If you’re anything like me, you fire off a task in Claude Code and then flip over to something else — a browser tab, Slack, another terminal. The problem is knowing when Claude is done or needs your attention without constantly checking back.

I put together a simple setup that adds a status indicator right in the Mac menu bar. Three states, zero guesswork:

  • 🤖 Idle/Done — Claude is finished or waiting
  • 🔨 Working — Claude is actively using tools
  • 🔔 Needs Attention — Claude has a question or notification for you

Here’s how to set it up.

Step 1: Install SwiftBar

SwiftBar is a lightweight, open-source menu bar customization tool. All it does is run shell scripts on an interval and display their output in your menu bar — no network calls, no telemetry. You can review the full source on GitHub if you want to see exactly what it’s doing under the hood. Install it with Homebrew:

brew install swiftbar

Step 2: Create a Plugins Directory

SwiftBar needs a directory to look for plugin scripts. Create one:

mkdir -p ~/.swiftbar

Step 3: Create the Status Script

Create a file at ~/.swiftbar/claude-status.3s.sh with the following contents:

#!/bin/bash
FLAG=/tmp/claude-status-flag

if [ -f "$FLAG" ]; then
  case $(cat "$FLAG") in
    notify) echo "🔔 Claude" ;;
    working) echo "🔨Claude" ;;
    done)   echo "🤖 Claude" ;;
  esac
else
  echo "🤖"   # idle state - minimal
fi

The .3s. in the filename tells SwiftBar to refresh the script every 3 seconds. Make it executable:

chmod +x ~/.swiftbar/claude-status.3s.sh

Step 4: Add Hooks to Claude Code

Claude Code supports hooks — shell commands that fire in response to lifecycle events. Open your Claude settings file at ~/.claude/settings.json and add the following hooks section (if you already have content in this file, add this before the closing }):

"hooks": {
  "Notification": [{
    "matcher": "*",
    "hooks": [{
      "type": "command",
      "command": "echo 'notify' > /tmp/claude-status-flag && open -g 'swiftbar://refreshPlugin?name=claude-status'",
      "timeout": 2
    }]
  }],
  "PreToolUse": [{
    "matcher": "*",
    "hooks": [{
      "type": "command",
      "command": "echo 'working' > /tmp/claude-status-flag && open -g 'swiftbar://refreshPlugin?name=claude-status'",
      "timeout": 2
    }]
  }],
  "Stop": [{
    "matcher": "*",
    "hooks": [{
      "type": "command",
      "command": "echo 'done' > /tmp/claude-status-flag && open -g 'swiftbar://refreshPlugin?name=claude-status'",
      "timeout": 2
    }]
  }]
}

Each hook writes a state to a temp file and tells SwiftBar to refresh immediately (rather than waiting for the next 3-second poll). The open -g flag opens the URL in the background so it doesn’t steal focus.

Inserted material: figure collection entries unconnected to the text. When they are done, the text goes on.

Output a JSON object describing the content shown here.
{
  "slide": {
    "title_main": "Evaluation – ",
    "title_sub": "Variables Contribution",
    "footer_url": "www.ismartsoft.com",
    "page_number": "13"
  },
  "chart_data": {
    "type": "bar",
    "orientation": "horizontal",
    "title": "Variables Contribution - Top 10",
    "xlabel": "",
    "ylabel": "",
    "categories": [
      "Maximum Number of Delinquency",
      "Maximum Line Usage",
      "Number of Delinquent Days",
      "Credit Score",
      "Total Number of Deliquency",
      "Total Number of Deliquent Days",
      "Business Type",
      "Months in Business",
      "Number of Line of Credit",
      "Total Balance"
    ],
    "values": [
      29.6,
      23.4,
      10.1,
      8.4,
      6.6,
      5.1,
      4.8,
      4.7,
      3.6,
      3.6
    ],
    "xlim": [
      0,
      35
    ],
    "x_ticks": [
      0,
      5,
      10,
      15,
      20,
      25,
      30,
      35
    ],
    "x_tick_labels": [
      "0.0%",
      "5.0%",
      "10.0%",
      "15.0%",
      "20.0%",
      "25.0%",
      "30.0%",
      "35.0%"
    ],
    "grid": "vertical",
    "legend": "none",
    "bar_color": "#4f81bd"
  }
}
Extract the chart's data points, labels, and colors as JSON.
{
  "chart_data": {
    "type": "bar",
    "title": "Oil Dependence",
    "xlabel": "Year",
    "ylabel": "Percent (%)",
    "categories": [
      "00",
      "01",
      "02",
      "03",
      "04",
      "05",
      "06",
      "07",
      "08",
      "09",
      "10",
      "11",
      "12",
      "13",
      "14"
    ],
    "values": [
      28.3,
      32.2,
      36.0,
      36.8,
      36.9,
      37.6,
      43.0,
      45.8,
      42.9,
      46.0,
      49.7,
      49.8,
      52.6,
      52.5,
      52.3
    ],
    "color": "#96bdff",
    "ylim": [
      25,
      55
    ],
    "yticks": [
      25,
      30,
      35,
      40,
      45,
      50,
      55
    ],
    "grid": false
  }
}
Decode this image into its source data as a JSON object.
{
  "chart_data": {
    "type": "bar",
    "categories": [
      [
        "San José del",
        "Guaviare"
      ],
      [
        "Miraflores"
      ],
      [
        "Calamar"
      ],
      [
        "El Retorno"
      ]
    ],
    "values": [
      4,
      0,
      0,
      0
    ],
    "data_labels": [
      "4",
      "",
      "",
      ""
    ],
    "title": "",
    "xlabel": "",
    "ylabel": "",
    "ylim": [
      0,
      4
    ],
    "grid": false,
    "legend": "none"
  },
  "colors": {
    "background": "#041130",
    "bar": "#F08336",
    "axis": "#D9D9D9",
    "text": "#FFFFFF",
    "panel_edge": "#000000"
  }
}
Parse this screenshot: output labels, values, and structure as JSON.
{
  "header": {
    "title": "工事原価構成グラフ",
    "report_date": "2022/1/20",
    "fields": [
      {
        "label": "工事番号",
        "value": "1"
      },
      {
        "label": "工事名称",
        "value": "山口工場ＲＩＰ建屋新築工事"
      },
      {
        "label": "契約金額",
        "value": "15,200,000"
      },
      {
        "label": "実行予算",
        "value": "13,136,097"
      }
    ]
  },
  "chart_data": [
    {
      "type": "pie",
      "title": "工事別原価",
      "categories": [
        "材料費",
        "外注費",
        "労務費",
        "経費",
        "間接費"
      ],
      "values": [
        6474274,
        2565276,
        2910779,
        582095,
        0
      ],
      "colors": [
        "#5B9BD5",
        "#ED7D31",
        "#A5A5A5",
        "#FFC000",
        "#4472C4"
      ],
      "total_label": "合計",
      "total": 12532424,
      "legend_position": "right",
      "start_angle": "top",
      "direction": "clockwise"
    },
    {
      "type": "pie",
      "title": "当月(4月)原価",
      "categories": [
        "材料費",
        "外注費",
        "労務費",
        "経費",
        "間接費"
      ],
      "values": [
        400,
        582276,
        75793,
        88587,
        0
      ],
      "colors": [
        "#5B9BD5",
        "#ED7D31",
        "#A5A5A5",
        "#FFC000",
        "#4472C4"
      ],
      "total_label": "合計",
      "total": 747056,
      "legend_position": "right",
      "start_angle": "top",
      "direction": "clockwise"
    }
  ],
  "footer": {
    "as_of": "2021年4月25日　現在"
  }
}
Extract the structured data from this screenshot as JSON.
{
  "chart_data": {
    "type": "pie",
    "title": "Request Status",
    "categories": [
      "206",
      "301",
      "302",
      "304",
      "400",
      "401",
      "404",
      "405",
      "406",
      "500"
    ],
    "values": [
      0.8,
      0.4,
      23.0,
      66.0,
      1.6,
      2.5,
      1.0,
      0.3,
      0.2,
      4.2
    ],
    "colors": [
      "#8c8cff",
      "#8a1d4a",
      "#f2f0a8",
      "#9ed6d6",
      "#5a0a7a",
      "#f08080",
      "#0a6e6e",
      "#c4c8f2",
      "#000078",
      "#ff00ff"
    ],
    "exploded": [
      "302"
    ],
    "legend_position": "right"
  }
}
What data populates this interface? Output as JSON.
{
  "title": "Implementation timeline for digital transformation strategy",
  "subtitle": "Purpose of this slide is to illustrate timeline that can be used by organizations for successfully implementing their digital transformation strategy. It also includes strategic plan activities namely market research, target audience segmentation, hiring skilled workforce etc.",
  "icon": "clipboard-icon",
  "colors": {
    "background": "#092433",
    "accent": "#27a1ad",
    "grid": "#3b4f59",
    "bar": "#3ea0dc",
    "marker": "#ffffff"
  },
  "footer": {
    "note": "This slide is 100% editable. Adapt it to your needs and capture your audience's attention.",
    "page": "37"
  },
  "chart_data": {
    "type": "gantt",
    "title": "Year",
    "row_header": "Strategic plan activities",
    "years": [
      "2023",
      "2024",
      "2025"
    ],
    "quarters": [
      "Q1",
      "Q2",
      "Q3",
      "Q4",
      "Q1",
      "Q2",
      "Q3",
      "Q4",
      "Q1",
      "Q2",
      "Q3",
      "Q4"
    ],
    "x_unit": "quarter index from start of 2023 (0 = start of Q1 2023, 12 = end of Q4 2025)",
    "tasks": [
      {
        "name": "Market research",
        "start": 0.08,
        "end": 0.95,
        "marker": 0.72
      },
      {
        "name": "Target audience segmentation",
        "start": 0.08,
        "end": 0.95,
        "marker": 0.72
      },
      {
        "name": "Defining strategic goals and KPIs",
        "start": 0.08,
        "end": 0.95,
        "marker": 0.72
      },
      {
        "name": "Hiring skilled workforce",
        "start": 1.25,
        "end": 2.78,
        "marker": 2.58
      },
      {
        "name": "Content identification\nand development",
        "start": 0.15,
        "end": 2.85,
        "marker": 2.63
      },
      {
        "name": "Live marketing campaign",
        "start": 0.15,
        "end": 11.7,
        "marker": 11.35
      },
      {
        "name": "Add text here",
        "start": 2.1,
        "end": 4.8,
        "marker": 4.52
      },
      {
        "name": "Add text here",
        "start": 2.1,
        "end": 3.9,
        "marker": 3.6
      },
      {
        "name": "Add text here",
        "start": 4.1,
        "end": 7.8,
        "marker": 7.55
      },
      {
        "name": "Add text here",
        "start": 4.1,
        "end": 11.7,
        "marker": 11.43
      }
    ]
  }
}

Step 5: Launch SwiftBar and Set the Plugin Directory

Open SwiftBar and point it to the plugin directory you created.

Tip: If you used ~/.swiftbar, the directory will be hidden in Finder. When the “Choose plugin folder” dialog appears, press ⇧⌘G (Shift + Command + G) to open the “Go to folder” input, then type ~/.swiftbar to navigate there directly.

Testing It Out

You can verify everything works without running Claude Code by executing one of the hook commands directly in your terminal:

echo 'notify' > /tmp/claude-status-flag && open -g 'swiftbar://refreshPlugin?name=claude-status'

You should see the 🔔 icon appear in your menu bar. Swap notify for working or done to test the other states.

Once it’s wired up, you’ll always know at a glance whether Claude is heads-down, finished, or waiting on you — no terminal switching required.